Zachęcajmy się więc częściej w naszych zborach do spożywania wersetów, całych rozdziałów i ksiąg. Zachowujmy odpowiednie proporcje między tym co święte i tym co pospolite, tym co cielesne i tym co duchowe. Każdy indywidualnie ma swój codzienny rytm odczuwania głodu i sytości; przeznacza części codziennego czasu na jedzenie, ponieważ jest to naturalna i niezbędna potrzeba człowieka cielesnego. Duchowy człowiek również powinien mieć swój codzienny „duchowy omer na głowę” – to oczywiście sprawa indywidualna. Warto również pamiętać, że pokarm duchowy to nie tylko teorie płynące z Pisma Świętego, ale żywe owoce, jakie Słowo Boże w nas rozwija. Kościół ma być święty i bez skazy, lecz przede wszystkim gotowy do służby poświęcenia siebie dla Boga i bliźniego. Nieskazitelność to również nasza świadomość i powściągliwość w spożywaniu niektórych pokarmów i napojów. Łakomstwo i upijanie się to owoce ciała: „Ci ,którzy te rzeczy czynią, Królestwa Bożego nie odziedziczą”. Historie zapisane w Biblii powinny nauczyć nas, jak wybierać właściwy pokarm i rezygnować z tego, co niepożyteczne. Bóg dał Adamowi dobry pokarm, lecz człowiek zapragnął więcej; alkohol przyczynił się śmierci Jana Chrzciciela; kapłan nie będzie pił wina, gdy wchodzi na dziedziniec wewnętrzny (Ezech. 44:22). Daniel wyglądał lepiej niż ci, którzy jedli ze stołu królewskiego, a „brzuch” stał się powodem upadku domu Helego:

„Nie trzymali się też prawa obowiązującego kapłanów i lud. Bo gdy ktoś składał ofiarę, przychodził sługa kapłański, gdy mięso się gotowało, z trójzębnym widelcem w ręku, i wsadzał go do kotła lub do garnka, czy do rondla, czy do misy, i wszystko, co widelec wydobył, brał kapłan dla siebie. Tak czynili całemu Izraelowi, który przychodził tam do Sylo” – 1 Sam. 2:13-14 (BW).
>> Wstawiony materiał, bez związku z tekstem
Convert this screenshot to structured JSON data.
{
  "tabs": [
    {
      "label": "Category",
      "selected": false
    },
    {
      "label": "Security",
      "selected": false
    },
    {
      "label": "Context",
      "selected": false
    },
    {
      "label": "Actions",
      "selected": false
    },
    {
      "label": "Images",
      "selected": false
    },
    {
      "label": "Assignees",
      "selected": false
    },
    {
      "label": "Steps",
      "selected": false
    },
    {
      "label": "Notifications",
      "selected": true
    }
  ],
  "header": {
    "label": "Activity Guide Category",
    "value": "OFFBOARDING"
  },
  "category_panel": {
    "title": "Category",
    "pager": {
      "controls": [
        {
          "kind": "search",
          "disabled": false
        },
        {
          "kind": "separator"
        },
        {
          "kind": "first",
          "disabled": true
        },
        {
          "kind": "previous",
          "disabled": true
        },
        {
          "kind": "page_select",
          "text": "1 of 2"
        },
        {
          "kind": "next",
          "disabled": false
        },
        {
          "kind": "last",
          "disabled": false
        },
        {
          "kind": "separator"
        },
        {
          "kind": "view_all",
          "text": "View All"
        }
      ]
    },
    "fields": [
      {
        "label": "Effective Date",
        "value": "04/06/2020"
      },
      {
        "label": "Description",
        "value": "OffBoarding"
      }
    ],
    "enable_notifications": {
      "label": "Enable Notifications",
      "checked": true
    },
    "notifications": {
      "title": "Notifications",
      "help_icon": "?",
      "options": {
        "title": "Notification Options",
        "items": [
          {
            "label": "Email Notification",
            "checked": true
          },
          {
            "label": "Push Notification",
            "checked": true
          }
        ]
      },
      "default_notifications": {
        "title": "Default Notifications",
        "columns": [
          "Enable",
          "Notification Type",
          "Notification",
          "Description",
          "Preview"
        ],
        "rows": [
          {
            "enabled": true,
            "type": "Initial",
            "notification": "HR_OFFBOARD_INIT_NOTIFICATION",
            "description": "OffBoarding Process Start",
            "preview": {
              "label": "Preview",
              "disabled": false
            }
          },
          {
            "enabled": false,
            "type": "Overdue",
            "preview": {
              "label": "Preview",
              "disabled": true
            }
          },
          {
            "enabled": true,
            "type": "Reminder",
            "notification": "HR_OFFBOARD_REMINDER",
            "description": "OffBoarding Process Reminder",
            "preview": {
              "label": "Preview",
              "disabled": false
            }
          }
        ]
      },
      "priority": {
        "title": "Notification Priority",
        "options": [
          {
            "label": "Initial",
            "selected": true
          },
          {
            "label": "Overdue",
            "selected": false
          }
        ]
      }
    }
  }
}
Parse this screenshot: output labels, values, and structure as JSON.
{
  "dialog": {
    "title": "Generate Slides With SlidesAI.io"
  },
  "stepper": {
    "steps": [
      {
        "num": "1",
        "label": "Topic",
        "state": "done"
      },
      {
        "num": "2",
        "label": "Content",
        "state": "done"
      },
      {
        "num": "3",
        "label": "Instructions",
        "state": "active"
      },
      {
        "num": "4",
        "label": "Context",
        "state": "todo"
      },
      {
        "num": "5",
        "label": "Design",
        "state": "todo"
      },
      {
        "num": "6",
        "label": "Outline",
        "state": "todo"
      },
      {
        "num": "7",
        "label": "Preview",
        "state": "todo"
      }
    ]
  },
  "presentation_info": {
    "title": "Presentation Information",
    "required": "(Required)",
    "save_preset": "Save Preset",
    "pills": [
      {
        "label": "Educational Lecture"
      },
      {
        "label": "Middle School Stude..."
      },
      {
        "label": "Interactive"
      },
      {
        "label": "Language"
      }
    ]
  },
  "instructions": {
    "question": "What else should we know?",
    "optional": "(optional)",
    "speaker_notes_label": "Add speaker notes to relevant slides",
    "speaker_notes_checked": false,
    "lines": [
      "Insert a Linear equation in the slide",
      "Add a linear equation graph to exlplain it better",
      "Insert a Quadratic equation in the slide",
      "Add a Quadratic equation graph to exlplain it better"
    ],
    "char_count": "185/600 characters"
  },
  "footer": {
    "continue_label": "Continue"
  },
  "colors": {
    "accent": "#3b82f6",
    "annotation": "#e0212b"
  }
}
Apostoł Paweł w 1 Liście do Koryntian 10:21 ostrzega, by nie być zgorszeniem dla innych i uczestnikiem stołu demonów, pobudzając Pana do gniewu. Wiemy, że cielesne ćwiczenia dają niewielki pożytek, jednak trzeba przyznać, że panowanie nad ciałem to ogromna walka chrześcijanina. Wielu bohaterów Starego i Nowego Testamentu poprzez modlitwę i posty czyniło wielkie dzieła Boże. Przystępujmy do stołu Pańskiego godnie i w szczerości serca, rozkoszując się prawdziwym duchowym pokarmem na każdy dzień w roku, powtarzając słowa Apostoła: „Czy jecie czy pijecie, cokolwiek czynicie, wszystko czyńcie na chwałę Bożą”. Amen.

R- ( r.)
„Straż” / str.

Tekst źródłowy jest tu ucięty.